Pas comme celle de Thomas Guénolé, vous savez cette tronche de pinnipède qui veut qu’on l’appelle docteur parce qu’il a pondu une thèse (pour démontrer « l’existence d’une pensée politique spécifique du centre d’Aristote à Valéry Giscard d’Estaing », véridique !) et qui s’est embarqué dans une croisière avec la cour des miracles direction Gaza. Eh bien le bougre raconte désormais, dans un seul en scène à l’allure tragique de seul en salle, l’issue de sa croisière clownesque (Rima Hassan, maligne ou fatiguée des vociférations de Greta Thunberg, s’est carapatée juste avant) : trois jours au gnouf dans une prison israélienne.
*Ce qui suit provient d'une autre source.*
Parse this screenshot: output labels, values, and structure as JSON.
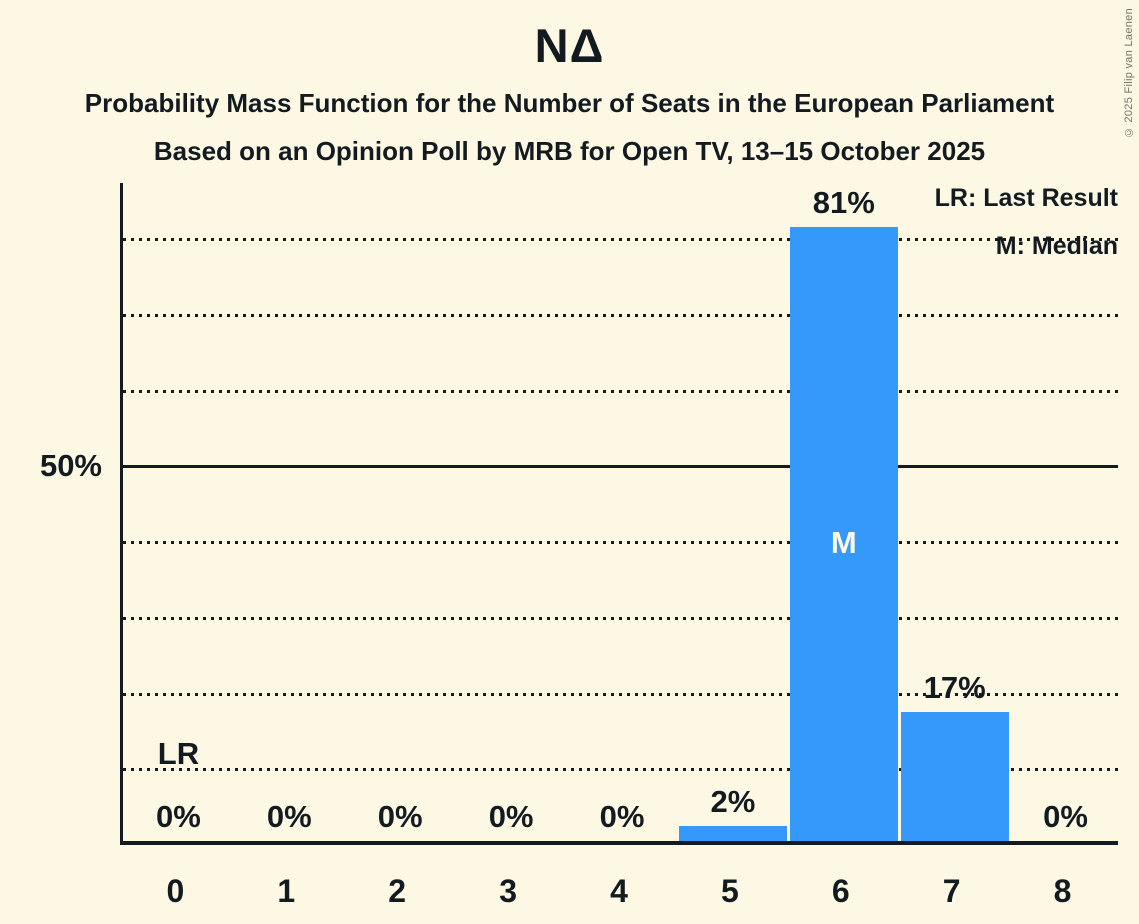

On eut aimé qu’il y reste un peu plus, mais soulés par ses postures de Bernanos version Tolbiac, les Israéliens nous l’ont renvoyé. Sympas les potos. Alors le docteur geint. Il a souffert. Pauvre chaton. Paraît qu’il a été torturé. Même une gastro de Noël laisse plus de stigmates.

Heureusement, tous les sortis de prison ne sont pas amputés de la honte. Le grand Boualem Sansal a été gracié par l’immonde Tebboune. Mais on prend les paris qu’il n’ira pas chouiner dans un bouquin et encore moins sur scène. Les écrivains ont bien trop d’estime pour leur art. Et puis, bien qu’il n’ait pas eu droit au régime yaourt, il porte la tête haute : « Je ne vais pas être détruit par une petite année de prison » a-t-il déclaré à sa sortie. Le panache n’a pas disparu. Et si les autorités algériennes n’ont pas réussi à le faire taire, imaginez ce qu’il va raconter maintenant… Le petit Jean-Noël Barrot va encore bégayer sévère.
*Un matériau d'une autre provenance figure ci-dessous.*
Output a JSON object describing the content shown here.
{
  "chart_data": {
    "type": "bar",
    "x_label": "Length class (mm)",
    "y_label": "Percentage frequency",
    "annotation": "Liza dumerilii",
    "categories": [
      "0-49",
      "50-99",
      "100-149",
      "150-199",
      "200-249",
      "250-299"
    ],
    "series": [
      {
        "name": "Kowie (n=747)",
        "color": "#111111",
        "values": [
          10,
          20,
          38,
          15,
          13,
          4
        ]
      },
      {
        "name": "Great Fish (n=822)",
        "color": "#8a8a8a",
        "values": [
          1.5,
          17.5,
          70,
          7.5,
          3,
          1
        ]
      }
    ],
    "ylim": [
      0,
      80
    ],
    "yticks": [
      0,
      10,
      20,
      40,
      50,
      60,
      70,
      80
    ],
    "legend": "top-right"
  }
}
Lire aussi : Éditorial d’Arthur de Watrigant : Une semaine ordinaire à l’asile

Pour Sansal, la cause se révèle bien plus importante que sa personne. On appelle ça un héros. Mais l’époque est à la victimolâtrie. C’est triste et guère stimulant. Le nombril comme horizon et c’est toute une civilisation qui s’efface. Le Moi aimante le regard, alors la vieille dame fait les fins de marché sans qu’on ne la voie. Elle sillonne les allées et glisse dans son sac troué les légumes invendables. On les appelle les glaneurs. Ils sont nos aînés mais on les laisse crever. Sans honte. On ne les connaît pas, on ne les voit même plus quand on les croise. Pourquoi encore lever les yeux ? Pour une grenouille, le trou de balle en offrande, place Vendôme ? Non merci.
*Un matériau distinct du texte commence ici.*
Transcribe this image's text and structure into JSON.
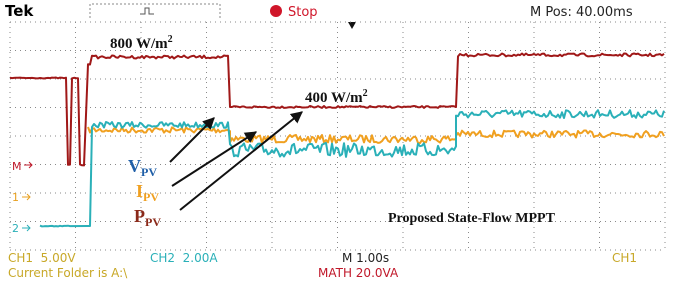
{
  "header": {
    "brand": "Tek",
    "status": "Stop",
    "position": "M Pos: 40.00ms"
  },
  "annotations": {
    "irradiance_high": {
      "text": "800 W/m",
      "sup": "2"
    },
    "irradiance_low": {
      "text": "400 W/m",
      "sup": "2"
    },
    "voltage": {
      "symbol": "V",
      "sub": "PV"
    },
    "current": {
      "symbol": "I",
      "sub": "PV"
    },
    "power": {
      "symbol": "P",
      "sub": "PV"
    },
    "method": "Proposed State-Flow MPPT"
  },
  "channel_markers": [
    "M",
    "1",
    "2"
  ],
  "footer": {
    "ch1": "CH1  5.00V",
    "ch2": "CH2  2.00A",
    "timebase": "M 1.00s",
    "trigger": "CH1",
    "folder": "Current Folder is A:\\",
    "math": "MATH 20.0VA"
  }
}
« On écrit à partir du moment où on se rend compte qu’on est dans la singularité la plus irréductible, mais que dans cette singularité irréductible, c’est toute l’histoire de l’humanité qui est engagée », nous conte le poète Emmanuel Godo quelques pages plus loin. Avec l’écrivain, Sébastien Lapaque et le peintre Augustin Frison-Roche, les trois compères affirment que le divin régente toujours l’art. C’est peut-être pour cela qu’il se fait rare. Alors il faut le crier et bomber le torse. Replongez dans Terrence Malick, lisez Jon Fosse et écoutez Arvo Pärt. Ce ne sont pas quelques blaireaux sponsorisés qui vont nous faire douter. « Il faut prendre le risque de la beauté », affirme le jeune peintre. C’est la voie du catholicisme.

Alors peut-être qu’en levant les yeux, l’invisible nous rendra la vue. Car oui, la Foi sauve, l’art et le reste.